Sa décision prise, l'adolescent laissa tomber son sac et, tenant le petit flacon au creux de la main, il descendit l'escalier pour se rendre à la cuisine. Il attrapa une bouteille de coca-cola dans le frigo, hésita un dernier moment, puis, d'un geste décidé, il fit jouer la sécurité du flacon et fit tomber les petits cachets ronds dans le creux de sa main : une, deux, trois, quatre, cinq… Combien fallait-il en prendre pour s'endormir définitivement ? Six, sept, huit… Tiens, encore un truc que Charlie n'aurait eu aucun mal à calculer ! Neuf… Dix… C'est ça… Dix ! Il avait toujours aimé les comptes ronds. Dix petites pilules pour ne plus penser, dix petites pilules pour ne plus regretter, dix petites pilules pour soulager sa famille d'un poids morts…

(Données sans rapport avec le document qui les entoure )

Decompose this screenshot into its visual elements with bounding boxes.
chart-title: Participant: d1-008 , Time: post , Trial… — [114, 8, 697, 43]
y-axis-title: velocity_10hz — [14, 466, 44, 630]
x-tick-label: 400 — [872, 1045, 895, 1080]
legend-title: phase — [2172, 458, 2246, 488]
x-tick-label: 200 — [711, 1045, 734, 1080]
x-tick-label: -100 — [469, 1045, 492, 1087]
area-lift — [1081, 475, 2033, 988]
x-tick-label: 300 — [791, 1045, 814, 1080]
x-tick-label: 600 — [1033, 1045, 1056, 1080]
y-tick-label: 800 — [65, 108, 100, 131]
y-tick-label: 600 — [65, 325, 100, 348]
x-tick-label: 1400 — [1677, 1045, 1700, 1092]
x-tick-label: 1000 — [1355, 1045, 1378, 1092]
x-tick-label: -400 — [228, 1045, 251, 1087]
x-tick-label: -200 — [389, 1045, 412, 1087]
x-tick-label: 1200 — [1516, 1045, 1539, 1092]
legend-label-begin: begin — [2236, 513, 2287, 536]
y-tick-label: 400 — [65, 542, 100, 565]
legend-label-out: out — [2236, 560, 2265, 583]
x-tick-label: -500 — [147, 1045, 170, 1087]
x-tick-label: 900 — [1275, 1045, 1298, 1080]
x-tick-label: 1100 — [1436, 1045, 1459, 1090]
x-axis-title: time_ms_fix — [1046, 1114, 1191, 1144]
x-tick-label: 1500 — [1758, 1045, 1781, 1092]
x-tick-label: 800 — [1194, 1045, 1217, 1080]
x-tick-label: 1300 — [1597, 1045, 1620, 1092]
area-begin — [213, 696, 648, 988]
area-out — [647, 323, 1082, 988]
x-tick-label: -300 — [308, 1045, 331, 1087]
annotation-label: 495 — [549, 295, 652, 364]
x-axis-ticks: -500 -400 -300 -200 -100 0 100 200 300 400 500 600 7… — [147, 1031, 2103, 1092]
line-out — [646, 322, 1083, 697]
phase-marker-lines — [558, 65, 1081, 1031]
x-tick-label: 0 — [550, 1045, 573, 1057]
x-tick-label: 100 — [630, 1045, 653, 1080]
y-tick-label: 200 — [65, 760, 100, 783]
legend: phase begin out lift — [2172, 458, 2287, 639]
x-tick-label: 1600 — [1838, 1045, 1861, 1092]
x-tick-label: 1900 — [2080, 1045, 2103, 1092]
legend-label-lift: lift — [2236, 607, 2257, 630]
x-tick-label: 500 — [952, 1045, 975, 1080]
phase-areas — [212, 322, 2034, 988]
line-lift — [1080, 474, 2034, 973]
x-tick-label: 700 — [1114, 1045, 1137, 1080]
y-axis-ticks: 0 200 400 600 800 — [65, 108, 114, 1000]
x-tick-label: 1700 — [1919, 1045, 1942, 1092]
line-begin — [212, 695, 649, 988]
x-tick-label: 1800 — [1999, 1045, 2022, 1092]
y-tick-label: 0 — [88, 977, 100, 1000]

Il avala rapidement, une a une, les gélules puis referma soigneusement le flacon avant de le poser sur le haut du frigo, hors de portée de Charlie : il ne manquerait plus que celui-ci s'avise, avec sa curiosité légendaire, de « goûter » le médicament. C'est pour le coup que ses parents ne pourraient plus jamais lui pardonner. Il rit doucement en pensant que c'était stupide : de toute façon il ne serait plus là pour le voir ! Mais quand même : s'il partait c'était pour que ses parents soient plus tranquilles, il ne voulait pas leur faire de la peine et il savait très bien qu'ils en auraient quand même un petit peu, mais pas trop longtemps parce qu'ils auraient Charlie. Alors que si quelque chose arrivait à leur dernier né, ils ne pourraient jamais se consoler !

La tête lui tournait un peu… C'était bizarre comme sensation…

Il décida d'aller voir le bassin de koï : pour une fois il pourrait en profiter sans que Charlie vienne l'y déranger. Il aimait regarder les poissons nager paresseusement, juste les regarder, sans se poser les mille questions qui venaient toujours au cerveau du petit génie. Encore une preuve qu'il n'était qu'un pauvre crétin dégénéré, tout juste capable de contempler de stupides poissons tourner en rond sans essayer de comprendre le pourquoi du comment ! Encore une preuve qu'il avait pris la bonne décision.

Il lui sembla mettre un temps infini à gagner le banc que son père avait posé quelques mois auparavant pour que Charlie, toujours lui, puisse profiter du bassin tout en faisant de savants calculs auxquels personne, sauf lui, ne comprenait rien. Il n'aurait jamais cru que le bassin soit si loin… La terre tanguait un peu sous ses pas : un tremblement de terre ? Ce serait assez drôle…

Il se laissa tomber sur le banc avec un soupir de soulagement ! C'est fou ce qu'il se sentait fatigué… Il aurait peut-être dû rentrer ! Non ! Il ne pouvait pas rentrer ! Il ne savait pas trop pourquoi… mais… non… Et puis la maison était trop loin, trop floue… Même les koï semblaient s'éloigner de lui…. Bizarre… Il y avait quelque chose… Charlie… Quelqu'un… Il ne savait plus…

Juste dormir… Oui… Dormir un petit peu… Après il y verrait plus clair…

Il se laissa tomber dans l'herbe, tendit une main vers l'eau, s'étonna qu'elle lui paraisse s'y peu froide… D'un seul coup il se sentait bien.

- Charlie…

Le mot franchit ses lèvres tandis qu'il plongeait dans un sommeil dont il ne se réveillerait peut-être jamais.